The co-authors produced their first new-generation animal with just a neomycin resistance marker gene in that site. The second one got an additional gene that expressed alpha1-antitrypsin (AAT) in the same collagen site. "Incidentally," James observed, "it produced more AAT than we had ever seen from that gene in a randomly integrated site. That told us the collagen site is obviously a good one for protein expression. Not too surprising because collagen is about 1 percent of the messenger RNA that's produced by the body anyway."

As to the yield, James noted, "The 80 embryos transferred into a total of 42 final recipient mothers produced six lambs that survived more than a week and three that survived more than six months - now going on a full year. More important than the efficiency of the nuclear transfer," he added, "which is probably broadly comparable with what's been achieved before, is the efficiency with which the targeting event took place. In some places that was as high as 50 percent of the cells examined after selection. And that's very, very efficient, compared with what's been done before."

James observed, "This leads on to three potential outcomes:

¿ "One could now consider animal disease models in larger mammals by doing knockouts.

¿ "We can consider gene insertions for high production of therapeutic proteins - in our case in the milk, but wherever else you want to go. It's a question of choosing a site where you know the expression level is going to be commercially useful.

¿ "As for the third, PPL has an interest in xenografts - the idea of making pigs' donor organs compatible with human recipients. And we believe that the preferred solution to hyperacute graft rejection is to inactivate a particular gene that puts a particular sugar group - alpha-1,3- galactose - on the surface of the pig's cells, which makes them recognizable to the patient's immune system as foreign."

Porcine Donor Organ Rejection Rejection

"I think the next thing to do in this area," James said, "is try and put together the pig cloning technology with the gene targeting to make the knockout pig, as part of our xenotransplantation program. I think that would be the next milestone event for PPL".
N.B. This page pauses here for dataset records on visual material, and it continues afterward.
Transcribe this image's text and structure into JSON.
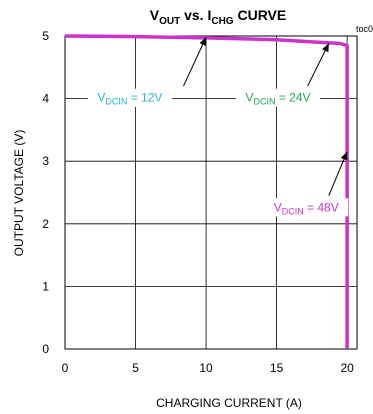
{
  "chart_data": {
    "type": "line",
    "title": {
      "main": "V",
      "sub1": "OUT",
      "mid": " vs. I",
      "sub2": "CHG",
      "end": " CURVE"
    },
    "tag": "toc0",
    "xlabel": "CHARGING CURRENT (A)",
    "ylabel": "OUTPUT VOLTAGE (V)",
    "xlim": [
      0,
      20.7
    ],
    "ylim": [
      0,
      5
    ],
    "xticks": [
      "0",
      "5",
      "10",
      "15",
      "20"
    ],
    "yticks": [
      "0",
      "1",
      "2",
      "3",
      "4",
      "5"
    ],
    "grid": true,
    "series": [
      {
        "color": "#cc33cc",
        "x": [
          0,
          5,
          10,
          15,
          18,
          19.5,
          20,
          20,
          20
        ],
        "y": [
          5.0,
          4.99,
          4.97,
          4.94,
          4.9,
          4.88,
          4.85,
          3.0,
          0.0
        ]
      }
    ],
    "annotations": [
      {
        "label_main": "V",
        "label_sub": "DCIN",
        "label_end": " = 12V",
        "color": "#29b6e6",
        "text_at": [
          4.6,
          3.95
        ],
        "arrow_from": [
          8.4,
          4.2
        ],
        "arrow_to": [
          10.0,
          4.98
        ]
      },
      {
        "label_main": "V",
        "label_sub": "DCIN",
        "label_end": " = 24V",
        "color": "#1fa85a",
        "text_at": [
          15.1,
          3.95
        ],
        "arrow_from": [
          17.2,
          4.2
        ],
        "arrow_to": [
          18.7,
          4.88
        ]
      },
      {
        "label_main": "V",
        "label_sub": "DCIN",
        "label_end": " = 48V",
        "color": "#cc33cc",
        "text_at": [
          17.1,
          2.2
        ],
        "arrow_from": [
          18.7,
          2.45
        ],
        "arrow_to": [
          20.0,
          3.15
        ]
      }
    ]
  }
}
The company already has cloned five pigs, as yet unpublished. When will that program come to fruition? "I have absolutely no idea," James confessed. "This is research. What I can tell you is that it won't be in the next several months, because pigs are pregnant for four months. It's going to take at least that long - probably longer."
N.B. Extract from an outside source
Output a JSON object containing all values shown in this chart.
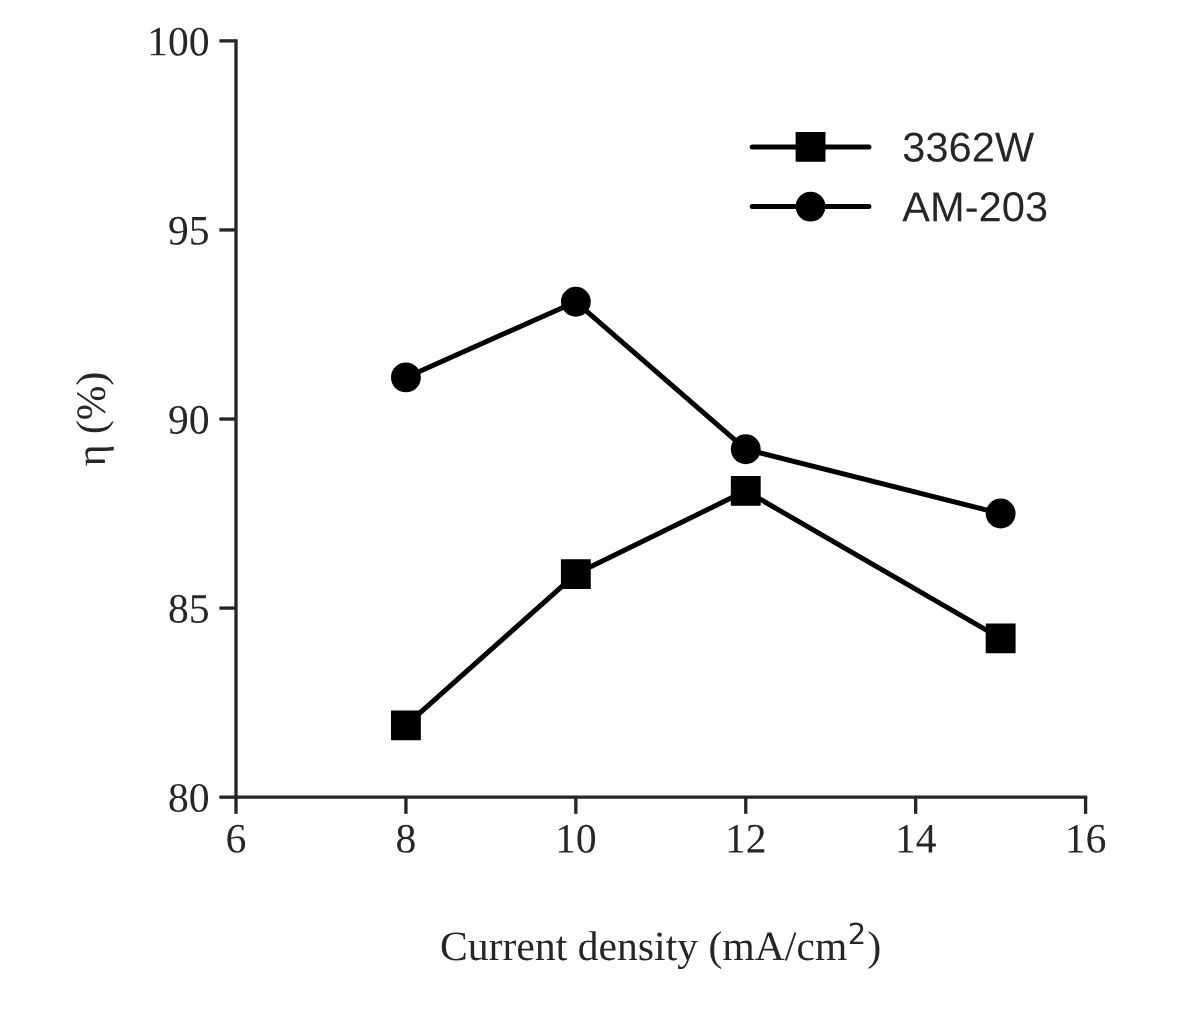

Meanwhile, Dolly the dowager first-cloned sheep, "is living the life of a relative celebrity and experimental animal," James volunteered. "She's now had certainly two, probably three, lots of lambs. She's fit and healthy, and apparently not aging faster than she would normally be expected to, for a sheep born when she was.

"This has got to do with the fact that Dolly was made from a 6-year-old's cells," he continued, "which had shortened telomeres. But the evidence seems to be that one's got more than enough telomeres for at least one lifetime, and maybe two. So losing a few of those doesn't seem to be detrimental."